When I wondered if I wanted to be a Christian anymore, it turns out the real question was whether I wanted to still be conservative.
I want to take faith seriously, and not just cobble together my druthers and call it Jesus. I was also terrified of people not respecting my faith if it didn’t look like theirs.
So I crammed myself inside the kind of faith I saw around me, mostly Evangelical models. And those models are lovely, and life-giving, and still part of me, except when they aren’t.
So I started reading, exploring each question that made the label “conservative” or “evangelical” trouble me.
I looked into the history of Christianity. Got books on the Bible and hermeneutics. Read blogs of people asking questions like me.
In the end I realized that “Christian” or even “Evangelical” were words with a broad array of meanings. I might not fit everywhere, but I definitely fit somewhere.
I didn’t have to wear a straightjacket anymore.
Feeling comfortable with my quirky faith wasn’t enough, though. How then was I going to seek God?
What would “enough” look like when it came to spending time with Jesus?
I’ve stumbled through spiritual disciplines for most of my life, and the biggest hindrance is perfectionism, not laziness.
I was good at trying.
But I was terrible at grace.
A few books from Brene Brown under my belt, I knew that the antidote to perfectionism was “enough”. I needed an easy yoke.
So I made myself a litmus test for spiritual disciplines: if I didn’t enjoy it consistently, I didn’t need to do it.
Joy and peace have become my barometer instead of numbers, minutes, or “discipline.”

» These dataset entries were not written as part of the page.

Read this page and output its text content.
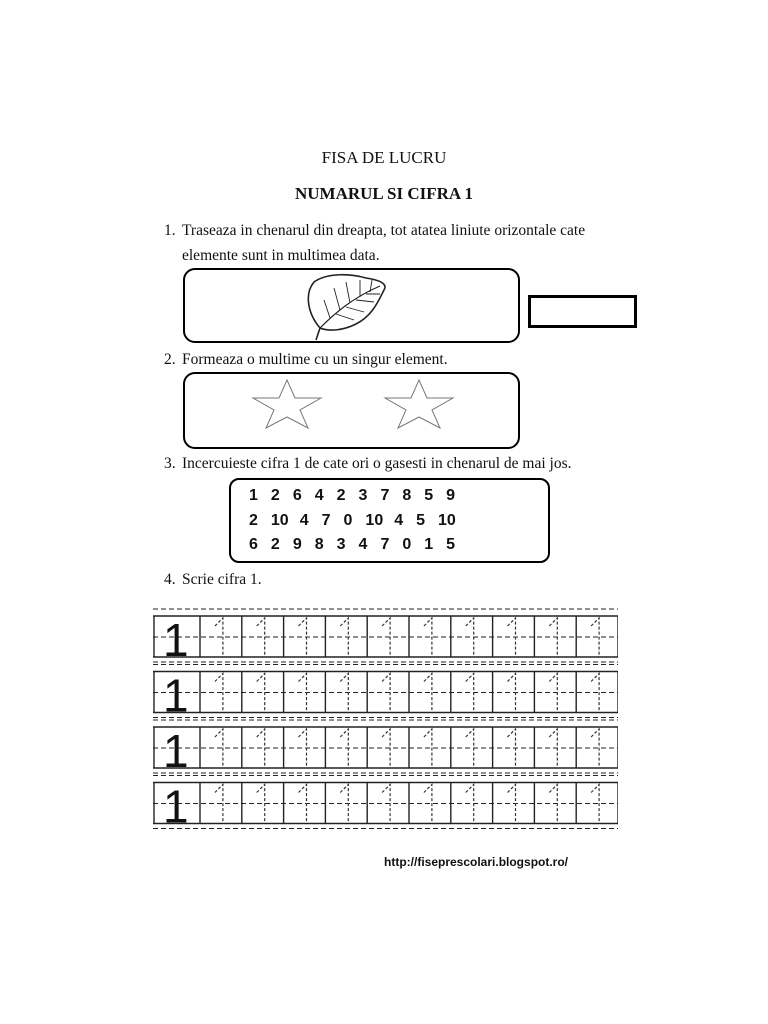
FISA DE LUCRU
NUMARUL SI CIFRA 1
1. Traseaza in chenarul din dreapta, tot atatea liniute orizontale cate
elemente sunt in multimea data.
2. Formeaza o multime cu un singur element.
3. Incercuieste cifra 1 de cate ori o gasesti in chenarul de mai jos.
1 2 6 4 2 3 7 8 5 9
2 10 4 7 0 10 4 5 10
6 2 9 8 3 4 7 0 1 5
4. Scrie cifra 1.
1
1
1
1
http://fiseprescolari.blogspot.ro/
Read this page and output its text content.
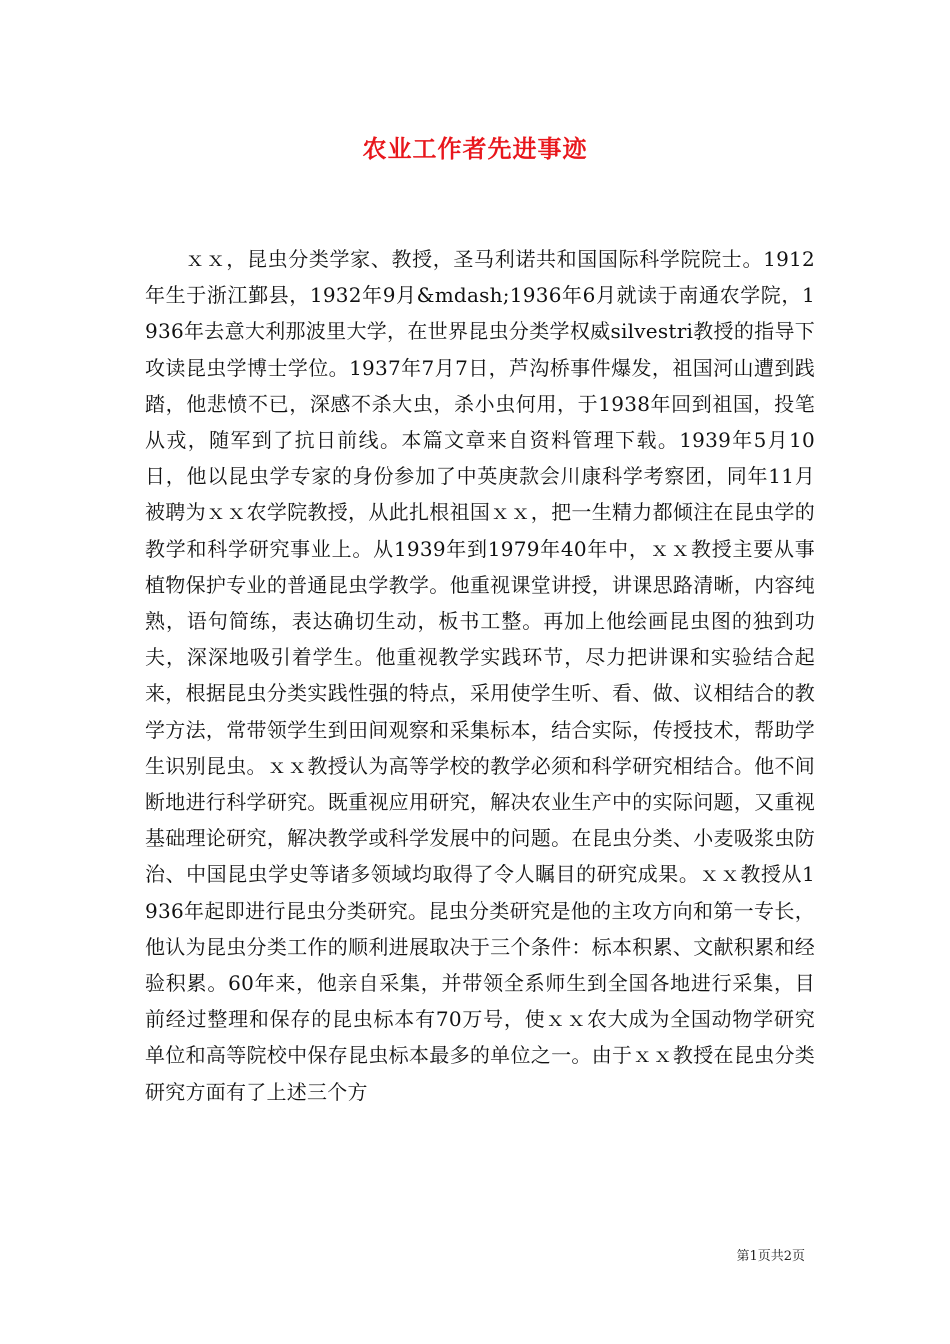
农业工作者先进事迹

ｘｘ，昆虫分类学家、教授，圣马利诺共和国国际科学院院士。1912年生于浙江鄞县，1932年9月&mdash;1936年6月就读于南通农学院，1936年去意大利那波里大学，在世界昆虫分类学权威silvestri教授的指导下攻读昆虫学博士学位。1937年7月7日，芦沟桥事件爆发，祖国河山遭到践踏，他悲愤不已，深感不杀大虫，杀小虫何用，于1938年回到祖国，投笔从戎，随军到了抗日前线。本篇文章来自资料管理下载。1939年5月10日，他以昆虫学专家的身份参加了中英庚款会川康科学考察团，同年11月被聘为ｘｘ农学院教授，从此扎根祖国ｘｘ，把一生精力都倾注在昆虫学的教学和科学研究事业上。从1939年到1979年40年中，ｘｘ教授主要从事植物保护专业的普通昆虫学教学。他重视课堂讲授，讲课思路清晰，内容纯熟，语句简练，表达确切生动，板书工整。再加上他绘画昆虫图的独到功夫，深深地吸引着学生。他重视教学实践环节，尽力把讲课和实验结合起来，根据昆虫分类实践性强的特点，采用使学生听、看、做、议相结合的教学方法，常带领学生到田间观察和采集标本，结合实际，传授技术，帮助学生识别昆虫。ｘｘ教授认为高等学校的教学必须和科学研究相结合。他不间断地进行科学研究。既重视应用研究，解决农业生产中的实际问题，又重视基础理论研究，解决教学或科学发展中的问题。在昆虫分类、小麦吸浆虫防治、中国昆虫学史等诸多领域均取得了令人瞩目的研究成果。ｘｘ教授从1936年起即进行昆虫分类研究。昆虫分类研究是他的主攻方向和第一专长，他认为昆虫分类工作的顺利进展取决于三个条件：标本积累、文献积累和经验积累。60年来，他亲自采集，并带领全系师生到全国各地进行采集，目前经过整理和保存的昆虫标本有70万号，使ｘｘ农大成为全国动物学研究单位和高等院校中保存昆虫标本最多的单位之一。由于ｘｘ教授在昆虫分类研究方面有了上述三个方

第1页共2页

Finding my eagerness to seek God again has been transformative. One by one, I’m starting to be willing to try new disciplines, spend more time in prayer, and feel the desire to reach out to the Almighty with everything I have.
But one spiritual discipline still made me anxious. And it was a biggie. So I asked this:
Why don’t I enjoy the Bible?
The Everest of love/hate relationships in my spiritual life was the Bible. It was the discipline the church said I couldn’t do without, but that I always had trouble reading joyfully and consistently.

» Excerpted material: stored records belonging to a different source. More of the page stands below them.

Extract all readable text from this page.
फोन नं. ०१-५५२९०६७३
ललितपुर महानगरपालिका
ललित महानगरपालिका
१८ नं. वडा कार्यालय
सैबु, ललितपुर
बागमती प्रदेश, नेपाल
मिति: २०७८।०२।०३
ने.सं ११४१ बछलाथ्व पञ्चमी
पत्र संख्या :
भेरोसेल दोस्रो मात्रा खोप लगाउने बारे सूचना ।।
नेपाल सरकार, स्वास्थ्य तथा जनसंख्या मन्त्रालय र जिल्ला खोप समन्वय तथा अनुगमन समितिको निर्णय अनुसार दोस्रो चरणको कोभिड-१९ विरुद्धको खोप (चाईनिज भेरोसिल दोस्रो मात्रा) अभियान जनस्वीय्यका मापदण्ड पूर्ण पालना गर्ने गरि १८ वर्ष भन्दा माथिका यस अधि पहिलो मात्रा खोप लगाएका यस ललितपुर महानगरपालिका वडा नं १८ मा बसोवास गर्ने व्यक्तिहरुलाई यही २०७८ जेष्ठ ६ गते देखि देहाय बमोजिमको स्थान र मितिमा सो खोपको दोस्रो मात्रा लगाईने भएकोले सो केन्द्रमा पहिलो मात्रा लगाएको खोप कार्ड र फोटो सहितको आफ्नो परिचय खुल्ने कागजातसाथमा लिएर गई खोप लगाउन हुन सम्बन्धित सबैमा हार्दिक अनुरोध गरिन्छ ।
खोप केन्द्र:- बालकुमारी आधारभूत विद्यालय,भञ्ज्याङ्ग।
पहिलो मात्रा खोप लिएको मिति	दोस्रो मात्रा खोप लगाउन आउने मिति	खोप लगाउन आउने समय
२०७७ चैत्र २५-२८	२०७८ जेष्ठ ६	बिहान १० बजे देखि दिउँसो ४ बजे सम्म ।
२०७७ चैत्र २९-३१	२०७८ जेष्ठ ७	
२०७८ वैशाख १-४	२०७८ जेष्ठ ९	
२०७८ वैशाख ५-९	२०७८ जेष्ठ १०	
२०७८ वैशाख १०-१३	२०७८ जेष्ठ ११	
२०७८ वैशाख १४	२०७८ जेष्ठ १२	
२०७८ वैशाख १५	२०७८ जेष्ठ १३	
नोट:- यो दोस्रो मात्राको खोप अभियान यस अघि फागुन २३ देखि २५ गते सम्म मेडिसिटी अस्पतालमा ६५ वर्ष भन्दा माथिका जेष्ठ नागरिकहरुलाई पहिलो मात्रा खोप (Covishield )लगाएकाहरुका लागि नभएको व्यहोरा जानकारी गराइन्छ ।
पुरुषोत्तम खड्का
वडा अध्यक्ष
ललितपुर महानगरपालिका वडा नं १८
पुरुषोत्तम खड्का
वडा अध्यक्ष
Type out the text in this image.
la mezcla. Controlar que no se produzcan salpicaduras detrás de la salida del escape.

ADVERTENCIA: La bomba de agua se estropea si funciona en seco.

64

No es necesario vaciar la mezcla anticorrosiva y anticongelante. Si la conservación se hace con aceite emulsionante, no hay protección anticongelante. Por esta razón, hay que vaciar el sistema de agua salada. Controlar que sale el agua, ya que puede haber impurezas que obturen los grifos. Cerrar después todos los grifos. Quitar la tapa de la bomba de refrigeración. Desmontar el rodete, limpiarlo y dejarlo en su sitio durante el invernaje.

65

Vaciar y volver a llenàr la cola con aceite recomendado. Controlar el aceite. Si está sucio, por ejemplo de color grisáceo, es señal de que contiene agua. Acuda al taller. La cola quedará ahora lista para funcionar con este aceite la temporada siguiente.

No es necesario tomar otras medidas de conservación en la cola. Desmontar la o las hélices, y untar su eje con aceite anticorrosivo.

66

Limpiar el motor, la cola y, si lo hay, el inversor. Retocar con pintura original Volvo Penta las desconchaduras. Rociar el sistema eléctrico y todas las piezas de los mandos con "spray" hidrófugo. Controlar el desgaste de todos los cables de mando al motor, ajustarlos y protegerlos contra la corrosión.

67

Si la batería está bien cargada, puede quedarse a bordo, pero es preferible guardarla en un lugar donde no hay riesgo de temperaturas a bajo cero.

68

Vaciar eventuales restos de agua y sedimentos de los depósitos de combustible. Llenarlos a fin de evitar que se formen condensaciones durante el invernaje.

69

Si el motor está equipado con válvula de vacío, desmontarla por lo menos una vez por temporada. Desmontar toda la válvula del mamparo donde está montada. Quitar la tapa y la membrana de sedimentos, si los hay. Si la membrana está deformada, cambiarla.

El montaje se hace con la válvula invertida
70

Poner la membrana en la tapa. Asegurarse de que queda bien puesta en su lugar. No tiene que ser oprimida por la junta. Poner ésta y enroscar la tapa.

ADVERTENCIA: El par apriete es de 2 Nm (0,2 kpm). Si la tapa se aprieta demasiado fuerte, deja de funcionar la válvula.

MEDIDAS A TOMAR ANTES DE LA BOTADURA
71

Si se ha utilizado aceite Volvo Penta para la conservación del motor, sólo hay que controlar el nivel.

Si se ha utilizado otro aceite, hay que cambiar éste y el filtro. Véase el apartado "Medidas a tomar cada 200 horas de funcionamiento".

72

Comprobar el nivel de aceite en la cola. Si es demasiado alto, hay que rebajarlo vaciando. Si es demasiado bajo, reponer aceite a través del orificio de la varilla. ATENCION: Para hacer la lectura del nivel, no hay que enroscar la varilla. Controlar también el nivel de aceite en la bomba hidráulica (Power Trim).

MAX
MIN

This question sent me poking back into my past. And what I found there was spiritual abuse.
It’s aftermath? There are large chunks of the good Book that trigger pain and anxiety for me.
Unwilling to abandon the Bible altogether, I started concentrating on the portions that didn’t reinjure me, like the Psalms. And for the parts I couldn’t read, I read posts and books about them, hoping to reframe the way I interpreted them.
And when “reading” and “studying” still proved difficult, I tried something radically different.
I tried “crafting” the Bible.
I very much hope to return to reading the Bible—the entire Bible—someday. But until then, I want to keep encountering God in His Word, however I can.
For a long time, I was afraid to ask questions about my faith. I thought questions might lead to slippery slopes or backsliding. Questions might undo the spirituality I clung to.
Instead, questions opened doors. Unloosed knots. Unlocked chains.
Questions set me free. Questions unleashed joy.
And questions set me down firmly in the middle of God’s abundant presence.